More than a quarter of the defense export end-use cases closed in fiscal year 2018 found inconsistencies with or could not verify the information on license applications, according to a report from State Department’s Directorate of Defense Trade Controls. This report on the annual performance of DDTC’s “Blue Lantern” end-use monitoring program highlights the importance for defense exporters to maintain effective compliance procedures.
The Blue Lantern program monitors the end-use of defense articles, technical data, services, and brokering activities exported through commercial channels and subject to licensing or other approvals under section 38 of the Arms Export Control Act and the International Traffic in Arms Regulations. Blue Lantern end-use monitoring includes pre-license, post-license, and post-shipment checks to verify the bona fides of foreign consignees and end-users, confirm the legitimacy of proposed transactions, and provide reasonable assurance that (a) the recipient is complying with U.S. government requirements with respect to use, transfers, and security of defense articles and defense services and (b) such articles and services are being used for the purposes for which they are provided.
According to the report, in FY 2018 the Blue Lantern program initiated 466 checks in more than 70 countries, up from 429 in 92 countries the year before. East Asia and the Pacific accounted for the largest share of these initiations at 43 percent (up from 23 percent), followed by Africa at 20 percent (up from 17 percent), Europe at 14 percent (down from 23 percent), the Americas at 7 percent (down from 20 percent), South/Central Asia at 3 percent (down from 10 percent), and the Near East at 2 percent (down from 7 percent).

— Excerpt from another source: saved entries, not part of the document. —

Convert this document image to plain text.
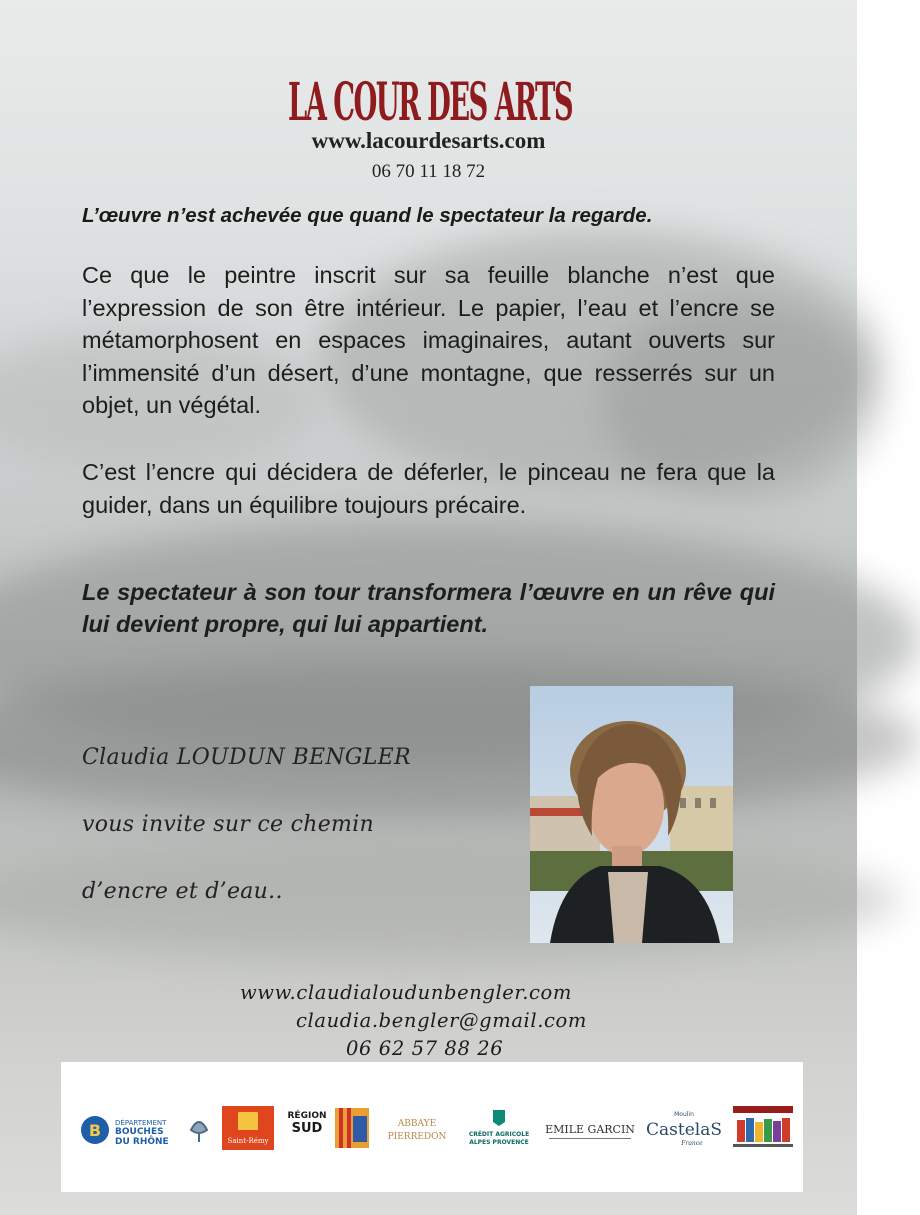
LA COUR DES ARTS
www.lacourdesarts.com
06 70 11 18 72
L’œuvre n’est achevée que quand le spectateur la regarde.
Ce que le peintre inscrit sur sa feuille blanche n’est que l’expression de son être intérieur. Le papier, l’eau et l’encre se métamorphosent en espaces imaginaires, autant ouverts sur l’immensité d’un désert, d’une montagne, que resserrés sur un objet, un végétal.
C’est l’encre qui décidera de déferler, le pinceau ne fera que la guider, dans un équilibre toujours précaire.
Le spectateur à son tour transformera l’œuvre en un rêve qui lui devient propre, qui lui appartient.
Claudia LOUDUN BENGLER
vous invite sur ce chemin
d’encre et d’eau..
www.claudialoudunbengler.com
claudia.bengler@gmail.com
06 62 57 88 26
B DÉPARTEMENT
BOUCHES
DU RHÔNE	Saint-Rémy
RÉGION
SUD	ABBAYE
PIERREDON	CRÉDIT AGRICOLE
ALPES PROVENCE
EMILE GARCIN
Moulin
CastelaS
France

Of the 585 Blue Lantern cases closed in FY 2018 (up from 539), 168 (29 percent, unchanged from FY 2017) were determined to be unfavorable. South/Central Asia had the highest rate of unfavorable checks at 81 percent (up from 47 percent), followed by the Near East at 46 percent (up from 22 percent), Africa at 41 percent (up from 38 percent), Europe at 32 percent (up from 20 percent), the Americas at 32 percent (up from 28 percent), and East Asia at 5 percent (down from 31 percent).
The report states that the leading cause of an unfavorable finding in FY 2018 (68 cases, up from 25) was the foreign party being uncooperative or failing to respond to an end-use check. Other reasons include the inability to confirm an order or receipt of goods (54 cases, down from 68), derogatory information/foreign party deemed unreliable recipient (52, up from 47), unlicensed party (12, down from 28), physical security concerns (7, up from 4), inability to confirm existence of foreign party (3, up from 1), unauthorized reexports/retransfers (3), indications of potential or actual diversion (1, down from 3), and evidence of stockpiling (1, no change). The report notes that less than one percent of closed cases revealed indications of willful diversion tactics.
Finally, the report notes that unfavorable cases resulted in DDTC recommending denial, removal of an entity, revocation, or return without action on 57 license applications (up from 50). Nine were referred to Defense Trade Controls Compliance (up from three), including three to that office’s Law Enforcement Liaison Division.